Professeur à l’université d’Indianapolis (États-Unis), John Hertig préside une association pour la sécurité pharmaceutique en ligne. Il estime que la planète compte « entre 35 000 et 45 000 pharmacies virtuelles… dont 95 % sont illégales ». Les réglementations américaines ou européennes permettent certes de limiter les abus et de traquer les plateformes illégales, mais n’empêchent pas pour autant de nombreux acheteurs de commander n’importe quoi à n’importe qui (voir encadré). Selon lui, les officinaux devraient connaître les réalités des ventes en ligne, et ne pas hésiter à aborder le sujet avec leurs patients. « Vous devriez leur demander d’où viennent les OTC qu’ils achètent en ligne », conseille-t-il : cela leur serait bénéfique, et renforcerait le rôle du pharmacien en tant que spécialiste du médicament.
Vice-présidente de la FIP et professeur et officinale à Bombay (Inde), Manjiri Gharat souligne les risques spécifiques du développement rapide des pharmacies en ligne dans les pays pauvres. D’abord, il n’y existe souvent aucune réglementation, pas plus que de listes de sites siglés et autorisés comme dans l’Union européenne ou en Amérique du Nord. Ensuite, les habitants des pays à faible revenus n’ont souvent aucune « littéralité » sanitaire, c’est-à-dire de compétences élémentaires sur les structures et produits de santé, et sont donc plus enclins à pratiquer une automédication irresponsable si les prix sont bas et l’accès facile. En outre, les pharmacies en ligne désorganisent les réseaux officiels, qui vont manquer encore plus de moyens pour améliorer leurs services et leur qualité.
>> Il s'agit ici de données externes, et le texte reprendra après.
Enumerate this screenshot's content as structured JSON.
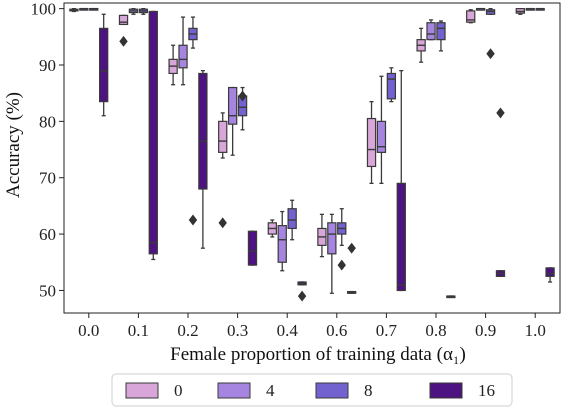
{
  "chart_data": {
    "type": "box",
    "xlabel": "Female proportion of training data (α₁)",
    "ylabel": "Accuracy (%)",
    "ylim": [
      46,
      101
    ],
    "yticks": [
      50,
      60,
      70,
      80,
      90,
      100
    ],
    "categories": [
      "0.0",
      "0.1",
      "0.2",
      "0.3",
      "0.4",
      "0.6",
      "0.7",
      "0.8",
      "0.9",
      "1.0"
    ],
    "legend_position": "bottom",
    "series": [
      {
        "name": "0",
        "color": "#d8a6d8",
        "boxes": [
          {
            "whislo": 99.5,
            "q1": 99.6,
            "med": 99.8,
            "q3": 99.9,
            "whishi": 100,
            "fliers": []
          },
          {
            "whislo": 97.2,
            "q1": 97.2,
            "med": 97.6,
            "q3": 98.8,
            "whishi": 98.8,
            "fliers": [
              94.2
            ]
          },
          {
            "whislo": 86.5,
            "q1": 88.5,
            "med": 89.8,
            "q3": 91.0,
            "whishi": 93.5,
            "fliers": []
          },
          {
            "whislo": 73.5,
            "q1": 74.5,
            "med": 76.5,
            "q3": 80.0,
            "whishi": 81.5,
            "fliers": [
              62.0
            ]
          },
          {
            "whislo": 59.5,
            "q1": 60.0,
            "med": 61.0,
            "q3": 62.0,
            "whishi": 62.5,
            "fliers": []
          },
          {
            "whislo": 56.0,
            "q1": 58.0,
            "med": 59.5,
            "q3": 61.0,
            "whishi": 63.5,
            "fliers": []
          },
          {
            "whislo": 69.0,
            "q1": 72.0,
            "med": 75.0,
            "q3": 80.5,
            "whishi": 83.5,
            "fliers": []
          },
          {
            "whislo": 90.5,
            "q1": 92.5,
            "med": 93.5,
            "q3": 94.5,
            "whishi": 96.5,
            "fliers": []
          },
          {
            "whislo": 97.5,
            "q1": 97.6,
            "med": 98.0,
            "q3": 99.6,
            "whishi": 99.8,
            "fliers": []
          },
          {
            "whislo": 99.0,
            "q1": 99.2,
            "med": 99.5,
            "q3": 100,
            "whishi": 100,
            "fliers": []
          }
        ]
      },
      {
        "name": "4",
        "color": "#a585e0",
        "boxes": [
          {
            "whislo": 100,
            "q1": 100,
            "med": 100,
            "q3": 100,
            "whishi": 100,
            "fliers": []
          },
          {
            "whislo": 99.0,
            "q1": 99.3,
            "med": 99.6,
            "q3": 99.9,
            "whishi": 100,
            "fliers": []
          },
          {
            "whislo": 86.5,
            "q1": 89.5,
            "med": 91.0,
            "q3": 93.5,
            "whishi": 98.5,
            "fliers": []
          },
          {
            "whislo": 74.0,
            "q1": 79.5,
            "med": 81.0,
            "q3": 86.0,
            "whishi": 86.0,
            "fliers": []
          },
          {
            "whislo": 53.5,
            "q1": 55.0,
            "med": 59.0,
            "q3": 61.5,
            "whishi": 64.0,
            "fliers": []
          },
          {
            "whislo": 49.5,
            "q1": 56.5,
            "med": 60.0,
            "q3": 62.0,
            "whishi": 63.5,
            "fliers": []
          },
          {
            "whislo": 69.0,
            "q1": 74.5,
            "med": 75.5,
            "q3": 80.0,
            "whishi": 88.0,
            "fliers": []
          },
          {
            "whislo": 94.5,
            "q1": 94.5,
            "med": 95.5,
            "q3": 97.5,
            "whishi": 98.0,
            "fliers": []
          },
          {
            "whislo": 100,
            "q1": 100,
            "med": 100,
            "q3": 100,
            "whishi": 100,
            "fliers": []
          },
          {
            "whislo": 100,
            "q1": 100,
            "med": 100,
            "q3": 100,
            "whishi": 100,
            "fliers": []
          }
        ]
      },
      {
        "name": "8",
        "color": "#7262cf",
        "boxes": [
          {
            "whislo": 100,
            "q1": 100,
            "med": 100,
            "q3": 100,
            "whishi": 100,
            "fliers": []
          },
          {
            "whislo": 99.0,
            "q1": 99.3,
            "med": 99.6,
            "q3": 99.9,
            "whishi": 100,
            "fliers": []
          },
          {
            "whislo": 93.0,
            "q1": 94.5,
            "med": 95.5,
            "q3": 96.5,
            "whishi": 98.5,
            "fliers": [
              62.5
            ]
          },
          {
            "whislo": 78.5,
            "q1": 81.0,
            "med": 82.5,
            "q3": 84.5,
            "whishi": 86.0,
            "fliers": [
              84.5
            ]
          },
          {
            "whislo": 59.0,
            "q1": 61.0,
            "med": 62.5,
            "q3": 64.5,
            "whishi": 66.0,
            "fliers": []
          },
          {
            "whislo": 58.0,
            "q1": 60.0,
            "med": 61.0,
            "q3": 62.0,
            "whishi": 64.5,
            "fliers": [
              54.5
            ]
          },
          {
            "whislo": 83.5,
            "q1": 84.0,
            "med": 87.5,
            "q3": 88.5,
            "whishi": 89.5,
            "fliers": []
          },
          {
            "whislo": 92.5,
            "q1": 94.5,
            "med": 96.5,
            "q3": 97.5,
            "whishi": 97.8,
            "fliers": []
          },
          {
            "whislo": 99.0,
            "q1": 99.0,
            "med": 99.5,
            "q3": 99.8,
            "whishi": 100,
            "fliers": [
              92.0
            ]
          },
          {
            "whislo": 100,
            "q1": 100,
            "med": 100,
            "q3": 100,
            "whishi": 100,
            "fliers": []
          }
        ]
      },
      {
        "name": "16",
        "color": "#4d1380",
        "boxes": [
          {
            "whislo": 81.0,
            "q1": 83.5,
            "med": 89.0,
            "q3": 96.5,
            "whishi": 99.0,
            "fliers": []
          },
          {
            "whislo": 55.5,
            "q1": 56.5,
            "med": 58.5,
            "q3": 99.5,
            "whishi": 99.5,
            "fliers": []
          },
          {
            "whislo": 57.5,
            "q1": 68.0,
            "med": 76.5,
            "q3": 88.5,
            "whishi": 89.0,
            "fliers": []
          },
          {
            "whislo": 54.5,
            "q1": 54.5,
            "med": 57.0,
            "q3": 60.5,
            "whishi": 60.5,
            "fliers": []
          },
          {
            "whislo": 51.0,
            "q1": 51.0,
            "med": 51.2,
            "q3": 51.5,
            "whishi": 51.5,
            "fliers": [
              49.0
            ]
          },
          {
            "whislo": 49.5,
            "q1": 49.5,
            "med": 49.6,
            "q3": 49.8,
            "whishi": 49.8,
            "fliers": [
              57.5
            ]
          },
          {
            "whislo": 50.0,
            "q1": 50.0,
            "med": 51.0,
            "q3": 69.0,
            "whishi": 89.0,
            "fliers": []
          },
          {
            "whislo": 49.0,
            "q1": 49.0,
            "med": 49.0,
            "q3": 49.0,
            "whishi": 49.0,
            "fliers": []
          },
          {
            "whislo": 52.5,
            "q1": 52.5,
            "med": 53.0,
            "q3": 53.5,
            "whishi": 53.5,
            "fliers": [
              81.5
            ]
          },
          {
            "whislo": 51.5,
            "q1": 52.5,
            "med": 53.0,
            "q3": 54.0,
            "whishi": 54.0,
            "fliers": []
          }
        ]
      }
    ]
  }
}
Un phénomène accéléré par la pandémie
Ukamaka Okafor, au nom du Conseil des pharmaciens du Nigeria, s’inquiète de l’explosion des ventes en ligne dans son pays, alors qu’une législation tarde à se mettre place et que les contrefaçons prospèrent. Elle constate que si certains pays, comme les deux Corées ou l’Égypte, échappent encore au phénomène, d’autres tentent de le réglementer : l’Indonésie exige que les plateformes soient adossées à des officines et les pharmaciens indiens, très mobilisés, sont parvenus jusqu’à présent à limiter ces ventes grâce à de nombreux procès.
La pandémie a accéléré le phénomène des ventes en ligne, légales et illégales, d’autant qu’elles sont plus lucratives pour les délinquants que les trafics de drogue, d’armes ou d’êtres humains. Comme s’en amusait ironiquement John Hertig, « on trouvait déjà des vaccins et des traitements contre le Covid sur Twitter et Alibaba en avril 2020… ». De plus, aux États-Unis, la proportion de personnes prêtes à acheter ou ayant déjà acheté un OTC en ligne est passée de 34 % en 2017 à 80 % en 2020, et de 23 à 67 % pour les prescriptions.